The Supreme Court’s verdict on the MLAs of UP is a clear indictment of the then speaker of the assembly, Kesarinath Tripathi, now heading the state unit of BJP. The SC verdict is binding on the current speaker and he will have to disqualify the remaining 24 MLAs, as the whole process of defection in August-September 2003, which led to the formation of the current government by Mulayam Singh, has been declared illegitimate. If the government of the day has had no legitimacy since inception then today it also has no right under the Constitution to remain in office. Taking the verdict as disqualification of only 13 MLAs is a misinterpretation as, if the defection of the 13 MLAs who broke away first has been declared illegal, how can the remaining 24 who had joined the first set later one-by-one, claim legitimacy for their action?

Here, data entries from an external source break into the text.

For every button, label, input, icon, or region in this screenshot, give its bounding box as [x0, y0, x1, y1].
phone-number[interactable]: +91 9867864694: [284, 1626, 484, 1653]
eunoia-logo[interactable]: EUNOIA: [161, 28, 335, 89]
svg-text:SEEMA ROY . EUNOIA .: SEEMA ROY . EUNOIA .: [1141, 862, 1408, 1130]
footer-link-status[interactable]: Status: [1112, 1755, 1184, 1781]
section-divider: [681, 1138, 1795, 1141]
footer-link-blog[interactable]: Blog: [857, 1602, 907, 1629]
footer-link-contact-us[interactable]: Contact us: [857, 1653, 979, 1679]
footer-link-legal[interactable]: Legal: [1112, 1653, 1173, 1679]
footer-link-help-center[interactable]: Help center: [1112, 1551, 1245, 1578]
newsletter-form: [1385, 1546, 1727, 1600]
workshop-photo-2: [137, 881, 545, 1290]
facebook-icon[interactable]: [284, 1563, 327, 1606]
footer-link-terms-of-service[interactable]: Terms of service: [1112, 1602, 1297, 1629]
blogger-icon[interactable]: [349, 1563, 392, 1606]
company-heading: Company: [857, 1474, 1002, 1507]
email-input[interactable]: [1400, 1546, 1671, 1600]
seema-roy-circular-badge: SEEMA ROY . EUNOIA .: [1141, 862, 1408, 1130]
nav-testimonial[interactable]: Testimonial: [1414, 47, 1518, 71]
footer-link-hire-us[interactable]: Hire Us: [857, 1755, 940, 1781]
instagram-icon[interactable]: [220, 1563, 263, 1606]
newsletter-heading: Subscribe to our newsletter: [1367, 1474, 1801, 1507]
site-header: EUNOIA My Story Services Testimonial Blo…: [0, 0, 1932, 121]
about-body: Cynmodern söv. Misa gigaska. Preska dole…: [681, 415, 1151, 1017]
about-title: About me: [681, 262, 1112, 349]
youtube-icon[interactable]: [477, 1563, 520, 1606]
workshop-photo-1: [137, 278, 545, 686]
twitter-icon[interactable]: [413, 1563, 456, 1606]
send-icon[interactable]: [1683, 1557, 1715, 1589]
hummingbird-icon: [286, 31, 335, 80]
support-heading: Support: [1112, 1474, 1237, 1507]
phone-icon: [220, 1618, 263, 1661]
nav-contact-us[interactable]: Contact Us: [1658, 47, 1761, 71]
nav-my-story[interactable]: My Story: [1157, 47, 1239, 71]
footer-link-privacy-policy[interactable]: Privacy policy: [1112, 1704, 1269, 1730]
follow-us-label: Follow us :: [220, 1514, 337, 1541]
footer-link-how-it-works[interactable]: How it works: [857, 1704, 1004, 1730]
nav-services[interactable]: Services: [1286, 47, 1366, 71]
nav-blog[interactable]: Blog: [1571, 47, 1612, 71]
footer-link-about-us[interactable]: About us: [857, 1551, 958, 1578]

If the current speaker, an MLA from the Samajwadi Party, shows any obstinacy in heeding the advice of the Supreme Court, the governor should not hesitate in taking the lawful initiative.

Ring in the new

May and June are going to be very important vis a vis decisions on key posts. The government has to make up its mind over the nominations for not only the president and vice president, but also of cabinet secretary and home secretary. The slots are all falling vacant in the coming six months as the expiry of their individual terms has surprisingly coincided in such a short period.